In this session, Rebekah Kang, an assistant principal at a K-12 public school in Los Angeles, will share her journey from being a teacher to a teacher leader, and then to a program coordinator and administrator. She will discuss how her understanding of teacher leadership and collaborative leadership has evolved over time. Additionally, she will openly share the challenges of sharing power within a hierarchical education system and offer strategies for navigating top-down structures to facilitate meaningful, transformational change. Participants will leave with practical tools and strategies they can apply at their own schools.


Purpose-Powered Teams: Embedding Your Mission into Policy and Practice 

Sarah McCarthy, Washtenaw Alliance for Virtual Education
Trisha Fountain, University of Michigan 

Participate in learning activities from the high-powered teams professional development series developed for WAVE, a teacher-powered school. Attendees will practice aligning team values and daily behaviors with their organization’s mission to drive purpose, engagement, and results.

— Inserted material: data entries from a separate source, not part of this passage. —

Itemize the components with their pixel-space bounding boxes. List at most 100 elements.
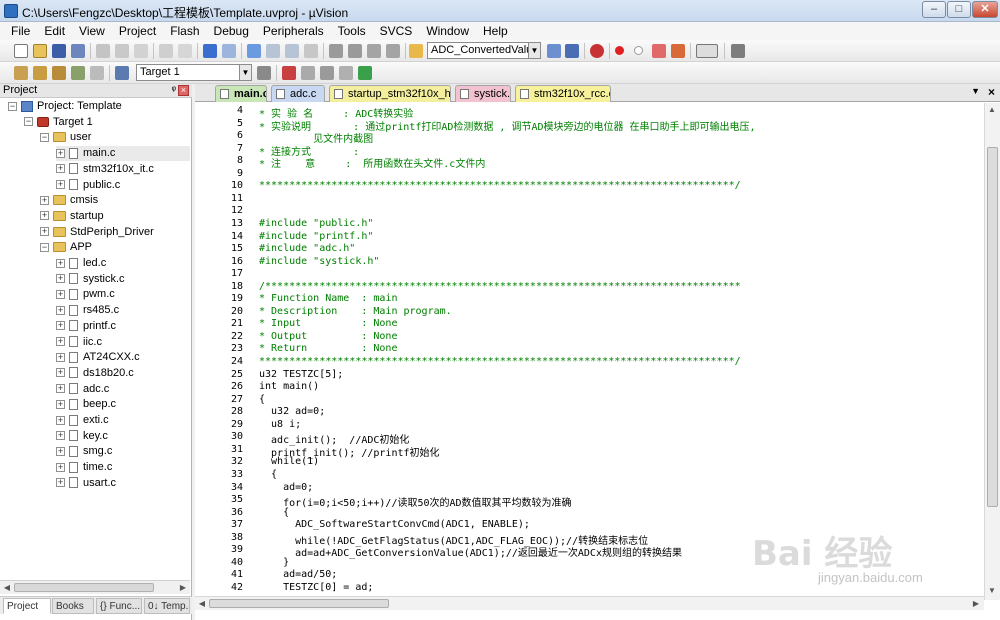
tree-file-item[interactable]: + printf.c: [56, 319, 190, 334]
tree-file-item[interactable]: + beep.c: [56, 397, 190, 412]
code-line[interactable]: ad=0;: [259, 482, 313, 493]
expand-icon[interactable]: +: [56, 148, 65, 158]
indent-icon[interactable]: [329, 44, 343, 58]
breakpoint-icon[interactable]: [615, 46, 624, 55]
panel-tab-project[interactable]: Project: [3, 598, 51, 614]
menu-tools[interactable]: Tools: [331, 24, 373, 38]
code-line[interactable]: u8 i;: [259, 419, 301, 430]
find-icon[interactable]: [547, 44, 561, 58]
maximize-button[interactable]: □: [947, 1, 971, 18]
expand-icon[interactable]: +: [56, 431, 65, 441]
code-line[interactable]: u32 TESTZC[5];: [259, 369, 343, 380]
incremental-find-icon[interactable]: [565, 44, 579, 58]
tree-project-item[interactable]: − Project: Template: [8, 99, 190, 114]
tree-file-item[interactable]: + led.c: [56, 256, 190, 271]
code-line[interactable]: ad=ad/50;: [259, 569, 337, 580]
editor-vscrollbar[interactable]: ▲ ▼: [984, 103, 1000, 600]
manage-rte-icon[interactable]: [320, 66, 334, 80]
disable-all-breakpoints-icon[interactable]: [671, 44, 685, 58]
code-line[interactable]: * Output : None: [259, 331, 397, 342]
code-line[interactable]: ADC_SoftwareStartConvCmd(ADC1, ENABLE);: [259, 519, 530, 530]
expand-icon[interactable]: +: [56, 258, 65, 268]
save-icon[interactable]: [52, 44, 66, 58]
scroll-thumb[interactable]: [209, 599, 389, 608]
expand-icon[interactable]: +: [56, 478, 65, 488]
file-tab[interactable]: adc.c: [271, 85, 325, 102]
paste-icon[interactable]: [134, 44, 148, 58]
code-line[interactable]: ad=ad+ADC_GetConversionValue(ADC1);//返回最…: [259, 544, 682, 559]
code-line[interactable]: * 注 意 : 所用函数在头文件.c文件内: [259, 155, 485, 170]
expand-icon[interactable]: +: [56, 305, 65, 315]
pack-installer-icon[interactable]: [339, 66, 353, 80]
tree-file-item[interactable]: + AT24CXX.c: [56, 350, 190, 365]
expand-icon[interactable]: +: [56, 164, 65, 174]
nav-forward-icon[interactable]: [222, 44, 236, 58]
file-tab[interactable]: systick.c: [455, 85, 511, 102]
panel-close-icon[interactable]: ×: [178, 85, 189, 96]
scroll-right-icon[interactable]: ▶: [970, 598, 982, 610]
bookmark-icon[interactable]: [247, 44, 261, 58]
menu-debug[interactable]: Debug: [207, 24, 256, 38]
expand-icon[interactable]: +: [40, 211, 49, 221]
expand-icon[interactable]: +: [40, 227, 49, 237]
scroll-left-icon[interactable]: ◀: [196, 598, 208, 610]
minimize-button[interactable]: –: [922, 1, 946, 18]
expand-icon[interactable]: +: [56, 462, 65, 472]
expand-icon[interactable]: +: [56, 274, 65, 284]
file-tab[interactable]: startup_stm32f10x_hd.s: [329, 85, 451, 102]
uncomment-icon[interactable]: [386, 44, 400, 58]
open-folder-icon[interactable]: [33, 44, 47, 58]
code-line[interactable]: * Description : Main program.: [259, 306, 452, 317]
expand-icon[interactable]: +: [56, 399, 65, 409]
tree-file-item[interactable]: + iic.c: [56, 335, 190, 350]
stop-build-icon[interactable]: [90, 66, 104, 80]
file-tab[interactable]: stm32f10x_rcc.c: [515, 85, 611, 102]
code-line[interactable]: u32 ad=0;: [259, 406, 325, 417]
tree-folder-item[interactable]: + startup: [40, 209, 190, 224]
tree-folder-item[interactable]: + StdPeriph_Driver: [40, 225, 190, 240]
menu-file[interactable]: File: [4, 24, 37, 38]
panel-tab-functions[interactable]: {} Func...: [96, 598, 142, 614]
multiproject-icon[interactable]: [358, 66, 372, 80]
prev-bookmark-icon[interactable]: [266, 44, 280, 58]
window-layout-icon[interactable]: [696, 44, 718, 58]
tree-file-item[interactable]: + main.c: [56, 146, 190, 162]
expand-icon[interactable]: +: [56, 337, 65, 347]
expand-icon[interactable]: +: [56, 384, 65, 394]
tree-file-item[interactable]: + pwm.c: [56, 287, 190, 302]
code-line[interactable]: }: [259, 557, 289, 568]
configure-wrench-icon[interactable]: [731, 44, 745, 58]
code-line[interactable]: ****************************************…: [259, 180, 741, 191]
collapse-icon[interactable]: −: [24, 117, 33, 127]
close-tab-icon[interactable]: ×: [988, 85, 995, 99]
menu-edit[interactable]: Edit: [37, 24, 72, 38]
code-line[interactable]: #include "printf.h": [259, 231, 373, 242]
scroll-right-icon[interactable]: ▶: [177, 582, 189, 594]
code-line[interactable]: * Input : None: [259, 318, 397, 329]
undo-icon[interactable]: [159, 44, 173, 58]
scroll-thumb[interactable]: [987, 147, 998, 507]
disable-breakpoint-icon[interactable]: [634, 46, 643, 55]
nav-back-icon[interactable]: [203, 44, 217, 58]
menu-svcs[interactable]: SVCS: [373, 24, 420, 38]
translate-icon[interactable]: [14, 66, 28, 80]
tree-file-item[interactable]: + adc.c: [56, 382, 190, 397]
tree-file-item[interactable]: + usart.c: [56, 476, 190, 491]
kill-breakpoints-icon[interactable]: [652, 44, 666, 58]
expand-icon[interactable]: +: [56, 446, 65, 456]
tree-file-item[interactable]: + time.c: [56, 460, 190, 475]
tree-target-item[interactable]: − Target 1: [24, 115, 190, 130]
new-file-icon[interactable]: [14, 44, 28, 58]
file-tab[interactable]: main.c: [215, 85, 267, 102]
comment-icon[interactable]: [367, 44, 381, 58]
code-line[interactable]: * Return : None: [259, 343, 397, 354]
scroll-up-icon[interactable]: ▲: [986, 104, 998, 116]
scroll-left-icon[interactable]: ◀: [1, 582, 13, 594]
target-select[interactable]: Target 1 ▼: [136, 64, 252, 81]
tree-file-item[interactable]: + systick.c: [56, 272, 190, 287]
editor-hscrollbar[interactable]: ◀ ▶: [195, 596, 984, 610]
menu-window[interactable]: Window: [419, 24, 476, 38]
tree-file-item[interactable]: + stm32f10x_it.c: [56, 162, 190, 177]
expand-icon[interactable]: +: [56, 352, 65, 362]
manage-components-icon[interactable]: [282, 66, 296, 80]
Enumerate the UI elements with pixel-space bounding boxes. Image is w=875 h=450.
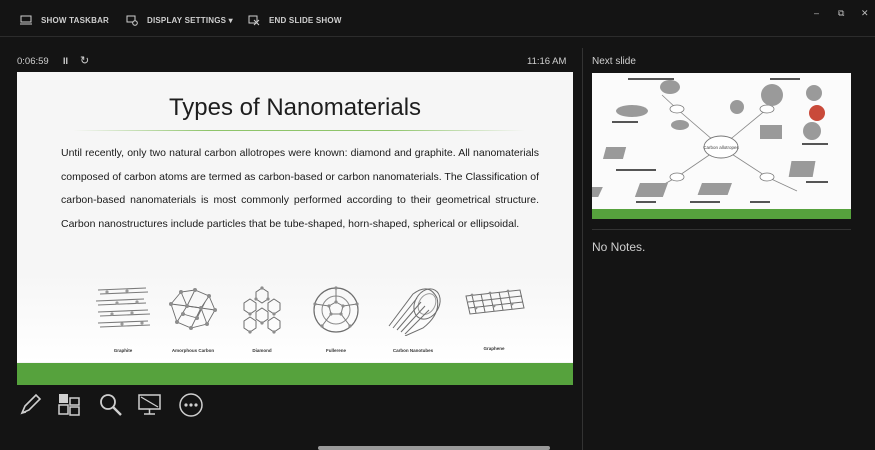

Sustaining a Teacher-Powered Culture: 15 Years and Counting

David Briley and Emily Liebling, Howard C. Reiche Community School
Carrie Bakken, Avalon School
Peter Wieczorek, Northwest Passage High School

Our schools have navigated several big changes over the years regarding our mission, staffing, and decision-making to fit a transforming and growing educational landscape.  Learn about the journey of three veteran Teacher-Powered Schools and how we adapt, change, and grow to sustain our organizations.


Teacher Leadership of Education Policy

Ben Locke, Teach Plus Michigan 

In this session, learn about Teach Plus and how teachers have already impacted state education landscapes, how to elevate your voice in education policy discussions, and how to employ those advocacy skills to create the policy conditions that will enable expanding models like teacher-powered schools.